THE Coffee Industry Board says it will be cracking down on the sale of fake Blue Mountain coffee, particularly in the island's resort areas.
Coffee Industry Board Chairman Delano Franklyn did not give a specific date when the newly formed Brand Infringement and Enforcement Taskforce would begin its job of monitoring and protecting the world-famous brand, offering only that the raids will be conducted "before Christmas".
Local gift shops, supermarkets and craft markets are the main targets of the authorities, who say they expect that more of the counterfeit products will appear going into the festive season.
"We have numerous reports from persons staying at some of our hotels that the taste profile of coffee purported to be Blue Mountain coffee is different from the... taste to which they are accustomed," Franklyn said at a press conference at the Coffee Industry Board office in Kingston yesterday.
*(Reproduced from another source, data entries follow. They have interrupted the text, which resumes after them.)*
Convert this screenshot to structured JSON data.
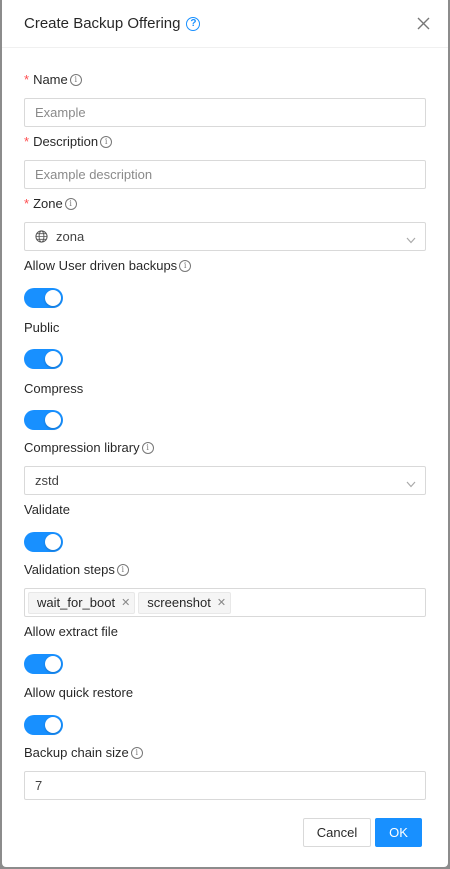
{
  "dialog": {
    "title": "Create Backup Offering",
    "close_icon": "close-icon",
    "help_icon": "question-circle-icon"
  },
  "fields": {
    "name": {
      "label": "Name",
      "required": true,
      "placeholder": "Example"
    },
    "description": {
      "label": "Description",
      "required": true,
      "placeholder": "Example description"
    },
    "zone": {
      "label": "Zone",
      "required": true,
      "value": "zona",
      "icon": "globe-icon"
    },
    "allow_user_driven_backups": {
      "label": "Allow User driven backups",
      "enabled": true
    },
    "public": {
      "label": "Public",
      "enabled": true
    },
    "compress": {
      "label": "Compress",
      "enabled": true
    },
    "compression_library": {
      "label": "Compression library",
      "value": "zstd"
    },
    "validate": {
      "label": "Validate",
      "enabled": true
    },
    "validation_steps": {
      "label": "Validation steps",
      "tags": [
        "wait_for_boot",
        "screenshot"
      ]
    },
    "allow_extract_file": {
      "label": "Allow extract file",
      "enabled": true
    },
    "allow_quick_restore": {
      "label": "Allow quick restore",
      "enabled": true
    },
    "backup_chain_size": {
      "label": "Backup chain size",
      "value": "7"
    }
  },
  "footer": {
    "cancel_label": "Cancel",
    "ok_label": "OK"
  },
  "colors": {
    "primary": "#1890ff",
    "required": "#ff4d4f"
  }
}
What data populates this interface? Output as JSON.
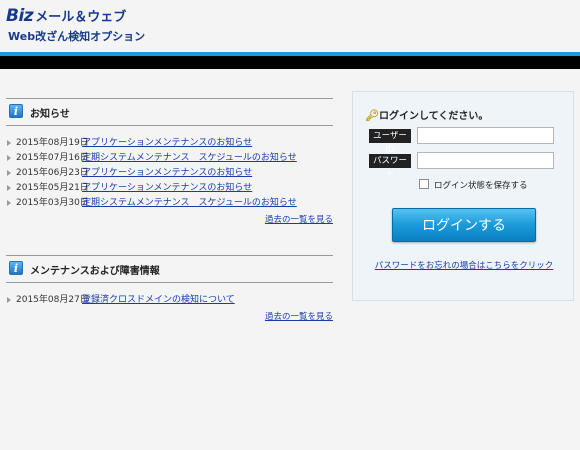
{
  "header": {
    "logo_brand": "Biz",
    "logo_service": "メール＆ウェブ",
    "subtitle": "Web改ざん検知オプション"
  },
  "news": {
    "title": "お知らせ",
    "items": [
      {
        "date": "2015年08月19日",
        "text": "アプリケーションメンテナンスのお知らせ"
      },
      {
        "date": "2015年07月16日",
        "text": "定期システムメンテナンス　スケジュールのお知らせ"
      },
      {
        "date": "2015年06月23日",
        "text": "アプリケーションメンテナンスのお知らせ"
      },
      {
        "date": "2015年05月21日",
        "text": "アプリケーションメンテナンスのお知らせ"
      },
      {
        "date": "2015年03月30日",
        "text": "定期システムメンテナンス　スケジュールのお知らせ"
      }
    ],
    "more": "過去の一覧を見る"
  },
  "maintenance": {
    "title": "メンテナンスおよび障害情報",
    "items": [
      {
        "date": "2015年08月27日",
        "text": "登録済クロスドメインの検知について"
      }
    ],
    "more": "過去の一覧を見る"
  },
  "login": {
    "heading": "ログインしてください。",
    "user_label": "ユーザーID",
    "user_value": "",
    "pass_label": "パスワード",
    "pass_value": "",
    "remember_label": "ログイン状態を保存する",
    "remember_checked": false,
    "button": "ログインする",
    "forgot": "パスワードをお忘れの場合はこちらをクリック"
  },
  "icons": {
    "info": "info-icon",
    "key": "key-icon",
    "bullet": "triangle-bullet-icon"
  },
  "colors": {
    "brand": "#173a8c",
    "accent_bar": "#1a9ad8",
    "link": "#1a3ca8",
    "button": "#1b9ad9"
  }
}
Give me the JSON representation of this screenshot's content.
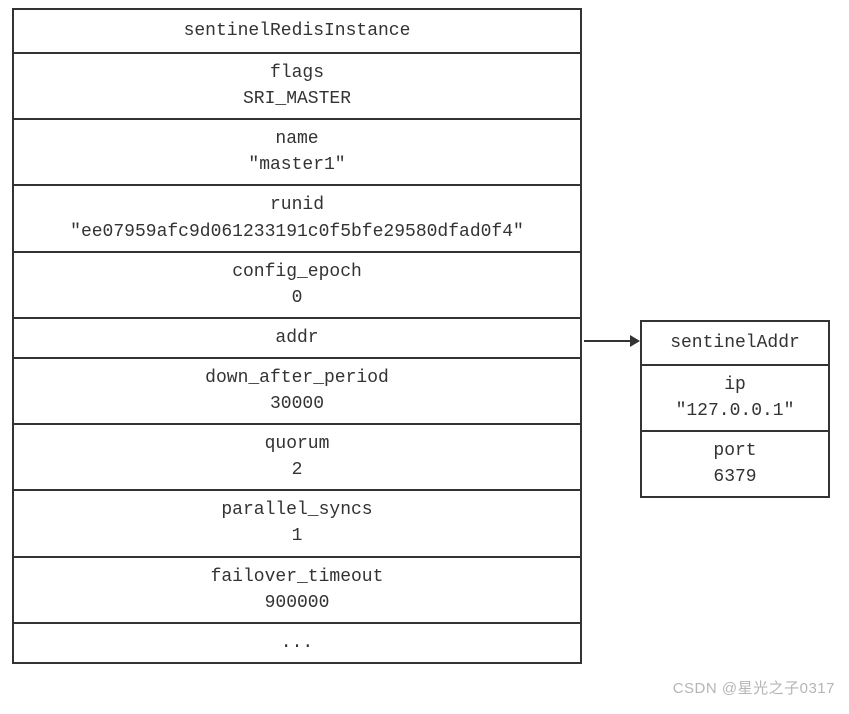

He said that the board has been receiving complaints that people, both here and abroad, have been "passing off" beans from various origins as Jamaican Blue Mountain coffee, thus negatively impacting the brand.
Checks have also revealed that people have been misusing the Jamaican Blue Mountain coffee trademark, trading in Blue Mountain coffee and importing the commodity without a licence.
Upon close inspection of the products that falsely claim to have been "roasted and packaged by small farmers in Portland, Jamaica," the Observer found that some of the beans were actually packaged in the United States, Spain, and as far away as Germany.
Individuals caught trading in coffee that has either been illegally imported, or which violates the registered Blue Mountain Coffee trademark, can be fined up to $600,000 or sentenced to six months in prison.
The Coffee Industry Board, through its wholly owned subsidiary, Coffee Marls Limited, owns the Jamaican Blue Mountain coffee trademark.
In 2013, Jamaica's coffee production fell from more than 500,000 boxes annually, to just over 100 boxes due to the effects of a series of diseases and hurricanes.
Export earnings from the commodity have also fallen along with production. In the last two years alone, earnings fell by just under US$4 million, down from just over US$15.5 million in 2012.